Effects of wall function model in lattice Boltzmann method-based large-eddy simulation on built environment flows

Abstract Bounce-back boundary (BB), the popular wall boundary in lattice Boltzmann method (LBM), corresponds to the no-slip boundary and does not provide an accurate shear drag on walls in some cases. This study discusses a new wall boundary's effectiveness with a wall function in LBM-based large-eddy simulation (LBM-LES) to predict indoor and outdoor flows in the built environment. “Wall-function bounce” boundary (WFB, using Spalding's law) is conducted and compared with BB. Two validation cases of indoor convection in a 9 m × 3 m × 3 m room and of turbulent flow around a single 1:1:2 building are employed.
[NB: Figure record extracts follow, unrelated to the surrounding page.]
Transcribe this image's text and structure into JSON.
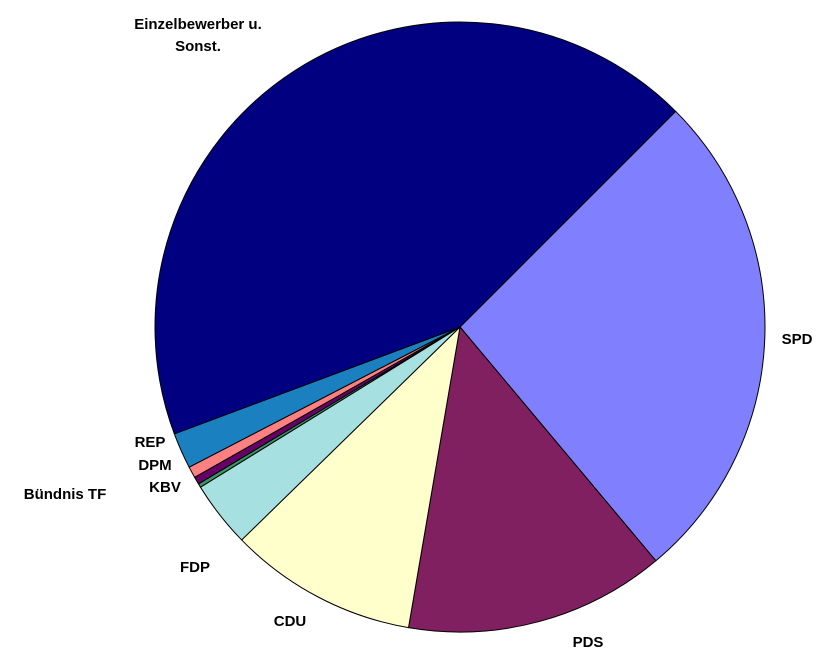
{
  "chart_data": {
    "type": "pie",
    "categories": [
      "SPD",
      "PDS",
      "CDU",
      "FDP",
      "Bündnis TF",
      "KBV",
      "DPM",
      "REP",
      "Einzelbewerber u. Sonst."
    ],
    "values": [
      26.4,
      13.8,
      10.0,
      3.5,
      0.2,
      0.4,
      0.6,
      1.9,
      43.2
    ],
    "colors": [
      "#8080ff",
      "#802060",
      "#ffffcc",
      "#a6e0e0",
      "#339966",
      "#660066",
      "#ff8080",
      "#1a80c0",
      "#000080"
    ]
  }
}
Results show that BB provided a lower shear drag accuracy on walls than Spalding's law in both indoor and outdoor cases, particularly when using coarse grids. WFB compensated for this and yielded a more agreeable shear drag. WFB yielded an overall simulation accuracy similar to BB with half-length grids in indoor and outdoor cases and achieved grid independence using a coarser grid resolution. In indoor case, WFB improved the accuracies of both time-averaged and fluctuating velocities in both near-wall and off-wall regions. In outdoor case, LBM-LES with WFB obtained similar time-averaged flow structures to those with finer-grid BB. WFB also improved the accuracies of the time-averaged velocity and turbulent kinetic energy near roof and ground. This study indicates that a boundary with a wall function (e.g., WFB) is important for LBM-LES in built environment flows because it can yield a better simulation accuracy utilizing coarser grids and reduce the demands of computation.